How Good is Your Wikipedia? Auditing Data Quality for Low-resource and Multilingual NLP
Kushal Tatariya, Artur Kulmizev, Wessel Poelman, Esther Ploeger, Marcel Bollmann, Johannes Bjerva, Jiaming Luo, Heather Lent, Miryam de Lhoneux
TL;DR
This work interrogates Wikipedia as a data source for multilingual NLP, showing that non-English Wikipedias often contain noise such as foreign scripts and bot-generated content. It introduces a two-stage filtering pipeline—primary filtering (script-based language filtering and deduplication) followed by corpus-driven heuristic filters—and demonstrates that pruning bad data can preserve or improve downstream performance, especially for low-resource languages. Through monolingual, language-adaptation, and multilingual pretraining experiments, the paper reveals that data quality effects are language- and task-specific, with gains most pronounced in resource-constrained settings.
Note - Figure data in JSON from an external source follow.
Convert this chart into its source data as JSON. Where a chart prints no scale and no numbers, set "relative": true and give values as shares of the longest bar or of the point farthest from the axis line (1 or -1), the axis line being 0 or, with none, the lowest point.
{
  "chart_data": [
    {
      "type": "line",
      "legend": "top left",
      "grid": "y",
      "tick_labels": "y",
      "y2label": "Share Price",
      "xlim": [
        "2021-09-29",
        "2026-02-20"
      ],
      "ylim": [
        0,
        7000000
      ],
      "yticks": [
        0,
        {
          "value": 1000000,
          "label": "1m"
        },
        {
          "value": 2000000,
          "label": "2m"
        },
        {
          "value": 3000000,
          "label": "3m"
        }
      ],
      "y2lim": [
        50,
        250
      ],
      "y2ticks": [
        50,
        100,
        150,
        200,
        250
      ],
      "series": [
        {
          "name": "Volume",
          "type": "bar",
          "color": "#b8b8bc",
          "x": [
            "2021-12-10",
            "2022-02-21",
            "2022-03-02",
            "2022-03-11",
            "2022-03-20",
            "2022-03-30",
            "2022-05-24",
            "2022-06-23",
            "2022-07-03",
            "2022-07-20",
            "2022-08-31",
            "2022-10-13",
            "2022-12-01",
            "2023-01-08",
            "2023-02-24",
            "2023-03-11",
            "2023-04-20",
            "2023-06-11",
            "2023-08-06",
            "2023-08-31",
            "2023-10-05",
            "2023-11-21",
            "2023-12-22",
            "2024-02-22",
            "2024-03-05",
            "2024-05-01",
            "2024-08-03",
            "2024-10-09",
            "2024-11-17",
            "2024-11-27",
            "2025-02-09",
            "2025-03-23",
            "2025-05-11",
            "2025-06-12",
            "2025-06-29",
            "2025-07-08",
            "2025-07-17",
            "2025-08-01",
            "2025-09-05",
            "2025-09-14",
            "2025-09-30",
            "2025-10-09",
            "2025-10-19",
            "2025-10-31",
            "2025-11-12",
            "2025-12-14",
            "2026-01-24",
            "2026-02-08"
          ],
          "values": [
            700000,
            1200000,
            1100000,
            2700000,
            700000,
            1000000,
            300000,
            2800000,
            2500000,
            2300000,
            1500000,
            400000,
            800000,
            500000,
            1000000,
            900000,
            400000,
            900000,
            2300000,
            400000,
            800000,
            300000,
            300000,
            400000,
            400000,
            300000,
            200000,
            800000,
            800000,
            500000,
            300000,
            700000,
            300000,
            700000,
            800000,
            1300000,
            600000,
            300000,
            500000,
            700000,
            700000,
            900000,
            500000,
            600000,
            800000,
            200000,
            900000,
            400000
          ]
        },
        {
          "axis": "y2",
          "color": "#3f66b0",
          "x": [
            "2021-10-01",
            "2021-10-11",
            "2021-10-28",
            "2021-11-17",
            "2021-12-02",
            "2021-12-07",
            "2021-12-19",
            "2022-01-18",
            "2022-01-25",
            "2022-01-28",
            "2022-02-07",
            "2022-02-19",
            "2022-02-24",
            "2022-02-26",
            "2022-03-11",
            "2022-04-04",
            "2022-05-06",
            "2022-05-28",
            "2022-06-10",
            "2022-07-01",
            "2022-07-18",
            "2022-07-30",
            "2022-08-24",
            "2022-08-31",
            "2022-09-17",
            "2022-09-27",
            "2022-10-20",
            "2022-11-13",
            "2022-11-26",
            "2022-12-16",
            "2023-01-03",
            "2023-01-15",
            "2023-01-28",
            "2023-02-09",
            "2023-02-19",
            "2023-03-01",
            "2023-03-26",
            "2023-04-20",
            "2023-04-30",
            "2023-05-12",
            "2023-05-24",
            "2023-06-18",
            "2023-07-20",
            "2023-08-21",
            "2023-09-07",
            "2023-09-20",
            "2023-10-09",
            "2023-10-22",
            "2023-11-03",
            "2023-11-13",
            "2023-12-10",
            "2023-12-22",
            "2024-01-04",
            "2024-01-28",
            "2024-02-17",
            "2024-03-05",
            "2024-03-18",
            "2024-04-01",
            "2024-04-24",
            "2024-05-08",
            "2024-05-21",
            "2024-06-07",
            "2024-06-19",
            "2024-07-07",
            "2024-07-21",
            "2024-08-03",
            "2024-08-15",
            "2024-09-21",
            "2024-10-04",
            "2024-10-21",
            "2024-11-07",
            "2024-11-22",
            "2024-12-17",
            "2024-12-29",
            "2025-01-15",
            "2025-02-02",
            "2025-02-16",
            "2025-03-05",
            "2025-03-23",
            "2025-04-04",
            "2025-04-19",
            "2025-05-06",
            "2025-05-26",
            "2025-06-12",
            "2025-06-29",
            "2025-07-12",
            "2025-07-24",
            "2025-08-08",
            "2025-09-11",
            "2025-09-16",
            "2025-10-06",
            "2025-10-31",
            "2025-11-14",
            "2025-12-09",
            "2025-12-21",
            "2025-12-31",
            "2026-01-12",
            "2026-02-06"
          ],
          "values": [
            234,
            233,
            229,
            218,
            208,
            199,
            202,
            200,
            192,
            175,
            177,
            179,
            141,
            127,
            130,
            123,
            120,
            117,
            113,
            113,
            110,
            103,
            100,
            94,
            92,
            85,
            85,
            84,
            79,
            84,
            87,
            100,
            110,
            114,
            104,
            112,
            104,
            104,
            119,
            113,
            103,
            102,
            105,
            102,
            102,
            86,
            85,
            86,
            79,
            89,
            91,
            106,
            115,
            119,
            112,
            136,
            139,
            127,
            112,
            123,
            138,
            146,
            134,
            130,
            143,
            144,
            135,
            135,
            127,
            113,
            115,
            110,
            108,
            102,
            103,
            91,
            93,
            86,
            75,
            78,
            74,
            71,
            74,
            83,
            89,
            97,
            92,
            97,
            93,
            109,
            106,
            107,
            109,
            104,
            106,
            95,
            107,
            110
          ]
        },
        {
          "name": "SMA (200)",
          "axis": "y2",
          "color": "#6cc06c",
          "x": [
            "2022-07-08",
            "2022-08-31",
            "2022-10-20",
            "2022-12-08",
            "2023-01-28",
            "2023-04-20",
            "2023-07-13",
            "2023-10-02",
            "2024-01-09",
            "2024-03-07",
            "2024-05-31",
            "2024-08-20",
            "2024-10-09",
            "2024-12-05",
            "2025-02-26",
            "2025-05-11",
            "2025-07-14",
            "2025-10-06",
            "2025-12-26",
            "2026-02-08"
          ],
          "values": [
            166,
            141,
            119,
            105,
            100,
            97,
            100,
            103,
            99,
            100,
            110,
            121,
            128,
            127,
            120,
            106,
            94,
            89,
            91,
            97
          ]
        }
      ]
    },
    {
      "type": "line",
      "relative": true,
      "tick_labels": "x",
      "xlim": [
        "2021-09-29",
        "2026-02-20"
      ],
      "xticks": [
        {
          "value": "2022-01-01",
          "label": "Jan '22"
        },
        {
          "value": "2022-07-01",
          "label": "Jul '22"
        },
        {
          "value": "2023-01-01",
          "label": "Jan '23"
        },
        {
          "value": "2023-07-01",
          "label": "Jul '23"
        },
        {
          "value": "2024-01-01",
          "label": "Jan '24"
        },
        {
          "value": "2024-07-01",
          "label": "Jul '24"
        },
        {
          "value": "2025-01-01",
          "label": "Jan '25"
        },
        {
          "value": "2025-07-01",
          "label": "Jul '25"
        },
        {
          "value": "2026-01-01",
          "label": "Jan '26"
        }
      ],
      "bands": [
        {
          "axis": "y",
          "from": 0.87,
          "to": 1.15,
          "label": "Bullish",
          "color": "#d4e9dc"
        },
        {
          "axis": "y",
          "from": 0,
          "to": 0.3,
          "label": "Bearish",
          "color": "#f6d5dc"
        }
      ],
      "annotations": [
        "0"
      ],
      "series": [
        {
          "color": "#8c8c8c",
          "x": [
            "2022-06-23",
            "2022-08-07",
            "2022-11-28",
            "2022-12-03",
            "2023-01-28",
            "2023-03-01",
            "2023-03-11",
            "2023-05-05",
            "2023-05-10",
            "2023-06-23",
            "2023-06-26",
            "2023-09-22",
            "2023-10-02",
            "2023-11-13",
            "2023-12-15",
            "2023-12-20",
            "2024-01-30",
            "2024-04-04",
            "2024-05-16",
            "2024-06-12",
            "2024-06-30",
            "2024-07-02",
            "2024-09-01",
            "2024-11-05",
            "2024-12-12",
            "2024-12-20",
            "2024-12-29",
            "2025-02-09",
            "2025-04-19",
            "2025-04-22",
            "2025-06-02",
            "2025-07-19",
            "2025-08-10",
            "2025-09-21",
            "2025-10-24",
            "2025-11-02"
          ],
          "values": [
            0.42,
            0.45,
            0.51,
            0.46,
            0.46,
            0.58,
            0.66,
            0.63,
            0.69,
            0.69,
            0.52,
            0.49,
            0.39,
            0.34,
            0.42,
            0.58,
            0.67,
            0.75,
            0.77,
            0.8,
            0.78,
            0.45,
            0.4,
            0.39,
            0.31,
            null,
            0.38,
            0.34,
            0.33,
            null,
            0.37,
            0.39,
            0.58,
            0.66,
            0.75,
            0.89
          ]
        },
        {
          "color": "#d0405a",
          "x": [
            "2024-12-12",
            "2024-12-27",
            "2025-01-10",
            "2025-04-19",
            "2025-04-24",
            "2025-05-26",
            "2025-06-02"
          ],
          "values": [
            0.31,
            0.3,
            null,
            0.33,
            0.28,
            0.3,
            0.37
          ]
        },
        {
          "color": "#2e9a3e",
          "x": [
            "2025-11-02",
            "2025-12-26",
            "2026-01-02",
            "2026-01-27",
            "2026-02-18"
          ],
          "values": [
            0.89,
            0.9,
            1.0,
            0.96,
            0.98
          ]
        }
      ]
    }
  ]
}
The findings advocate for language- and domain-specific data quality definitions and provide actionable guidelines and code to help practitioners use Wikipedia more efficiently for pretraining and evaluation in multilingual NLP.
Abstract
Wikipedia's perceived high quality and broad language coverage have established it as a fundamental resource in multilingual NLP. In the context of low-resource languages, however, these quality assumptions are increasingly being scrutinised. This paper critically examines the data quality of Wikipedia in a non-English setting by subjecting it to various quality filtering techniques, revealing widespread issues such as a high percentage of one-line articles and duplicate articles. We evaluate the downstream impact of quality filtering on Wikipedia and find that data quality pruning is an effective means for resource-efficient training without hurting performance, especially for low-resource languages. Moreover, we advocate for a shift in perspective from seeking a general definition of data quality towards a more language- and task-specific one. Ultimately, we aim for this study to serve as a guide to using Wikipedia for pretraining in a multilingual setting.